Dewan Masjid Indonesia: Abaikan isi spanduk

Dimintai tanggapan atas isi spanduk dan sikap beberapa pimpinan masjid yang kemudian memasangnya, Dewan Masjid Indonesia dan Pemuda Muhammadiyah mengatakan ajakan tertebut tidak sesuai ajaran Islam dan terlalu mempolitisasi masjid.

"Abaikan saja (isi ajakan dalam spanduk). Yang mau salatkan (jenazah umat Islam yang mendukung Ahok), misalnya, tetangga atau saudaranya, jalankan (salat jenazah) saja," kata Wakil ketua Dewan Masjid Indonesia (DMI), Masdar Farid Mas'udi, kepada BBC Indonesia, Minggu (26/02) petang.

Pernyataan di dalam spanduk tersebut, demikian Masdar, tidak tepat serta terlalu berlebihan. "Karena mensalatkan jenazah itu fardu kifayah."

Artinya, harus ada yang mensalatkan jenazah umat Islam tersebut kemudian menguburkannya. "Apabila itu tidak dilakukan, semua umat Islam akan berdosa," papar Masdar.

Hak atas foto BBC Indonesia
Image caption Wakil ketua Dewan Masjid Indonesia mengatakan tindakan pemasangan spanduk tersebut di depan masjid sebagai tindakan "terlalu mempolitisir masjid".

Masdar menilai tindakan pemasangan spanduk tersebut di depan masjid sebagai tindakan "terlalu mempolitisir masjid". "Soal agama jangan dikait-kaitkan dengan pilihan politik," tambahnya.

Ditanya kenapa DMI tidak memaksa agar spanduk itu dilepas dan diturunkan, Masdar mengatakan pihaknya tidak bisa memaksa. "Kami tidak bisa memaksa, tapi moral pada umumnya tidak sependapat dengan itu. Saya kira akal sehat juga menolaknya."

Sepengetahuannya, dalam sejarah kontemporer perjalanan masjid di Indonesia, ini adalah kasus pertama yang mengaitkan masjid dengan masalah politik secara "ekstrem".

Pemuda Muhammadiyah: Tidak sesuai fiqh Islam

Sementara itu, Ketua Pemuda Muhammadiyah, Dahnil Anzar Simanjuntak, mengatakan ajakan pimpinan beberapa masjid itu tidak sesuai ajaran Islam.

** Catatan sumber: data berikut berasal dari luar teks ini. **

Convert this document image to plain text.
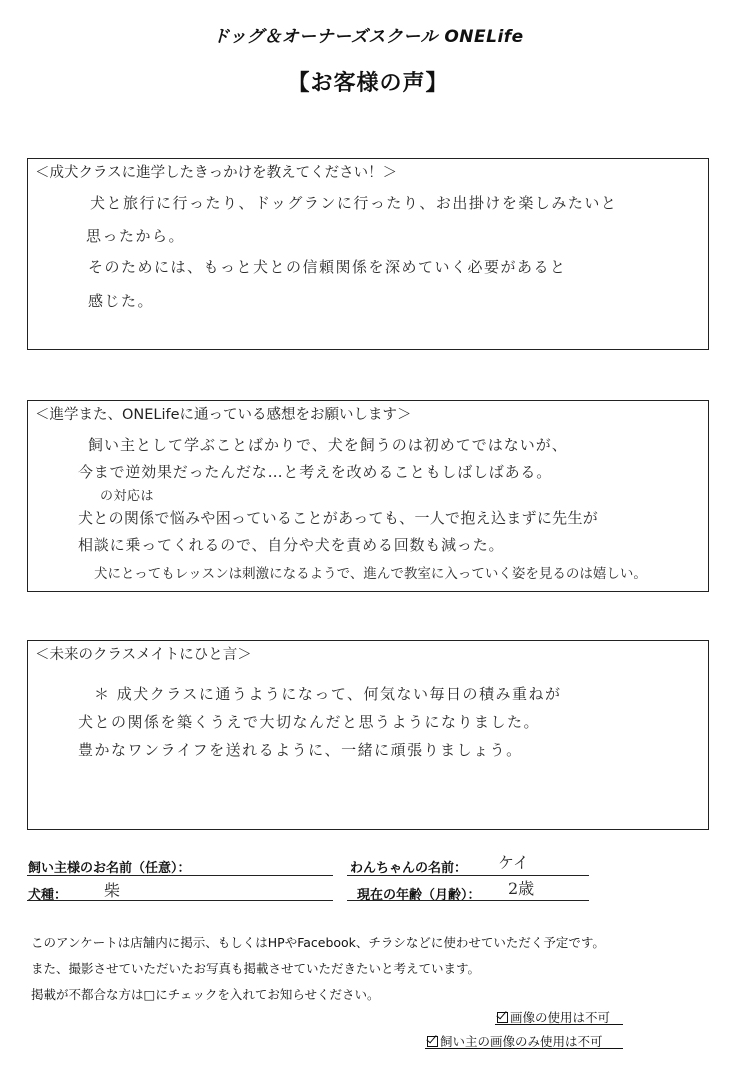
ドッグ＆オーナーズスクール ONELife
【お客様の声】
＜成犬クラスに進学したきっかけを教えてください！＞
犬と旅行に行ったり、ドッグランに行ったり、お出掛けを楽しみたいと
思ったから。
そのためには、もっと犬との信頼関係を深めていく必要があると
感じた。
＜進学また、ONELifeに通っている感想をお願いします＞
飼い主として学ぶことばかりで、犬を飼うのは初めてではないが、
今まで逆効果だったんだな…と考えを改めることもしばしばある。
の対応は
犬との関係で悩みや困っていることがあっても、一人で抱え込まずに先生が
相談に乗ってくれるので、自分や犬を責める回数も減った。
犬にとってもレッスンは刺激になるようで、進んで教室に入っていく姿を見るのは嬉しい。
＜未来のクラスメイトにひと言＞
＊ 成犬クラスに通うようになって、何気ない毎日の積み重ねが
犬との関係を築くうえで大切なんだと思うようになりました。
豊かなワンライフを送れるように、一緒に頑張りましょう。
飼い主様のお名前（任意）：	わんちゃんの名前： ケイ
犬種： 柴	現在の年齢（月齢）： 2歳
このアンケートは店舗内に掲示、もしくはHPやFacebook、チラシなどに使わせていただく予定です。
また、撮影させていただいたお写真も掲載させていただきたいと考えています。
掲載が不都合な方は□にチェックを入れてお知らせください。
画像の使用は不可
飼い主の画像のみ使用は不可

"Tidak ada alasan untuk tidak mensalatkan seorang Muslim yang masih bersyahadat dan tidak melakukan syirik. Apalagi yang bersangkutan (umat Islam) hanya gara-gara beda pilihan secara politik," papar Dahnil kepada BBC Indonesia, Minggu malam.

"Jadi apa yang dilakukan (pengurus beberapa masjid dengan spanduk tersebut), di luar pemahaman fiqh Islam," kata Dahnil.

Secara fiqh, sambungnya, mensalatkan jenazah orang yang beragama Islam itu fardu kifayah. "Kalau saya meninggal, misalnya, ada yang mensholatkan, maka orang lain itu gugur kewajibannya."

Karena itulah, Dahnil menganggap apa yang dilakukan pengurus masjid itu "tidak perlu". "Jangan sampai hanya karena kontestasi politik, sampai melakukan hal seperti itu."

Dahnial menyarankan agar tokoh yang dihormati di kawasan masjid tersebut untuk berperan agar spanduk itu bisa diturunkan.

Dia menduga tindakan itu dilakukan beberapa pengurus masjid karena "emosional terhadap situasi politik."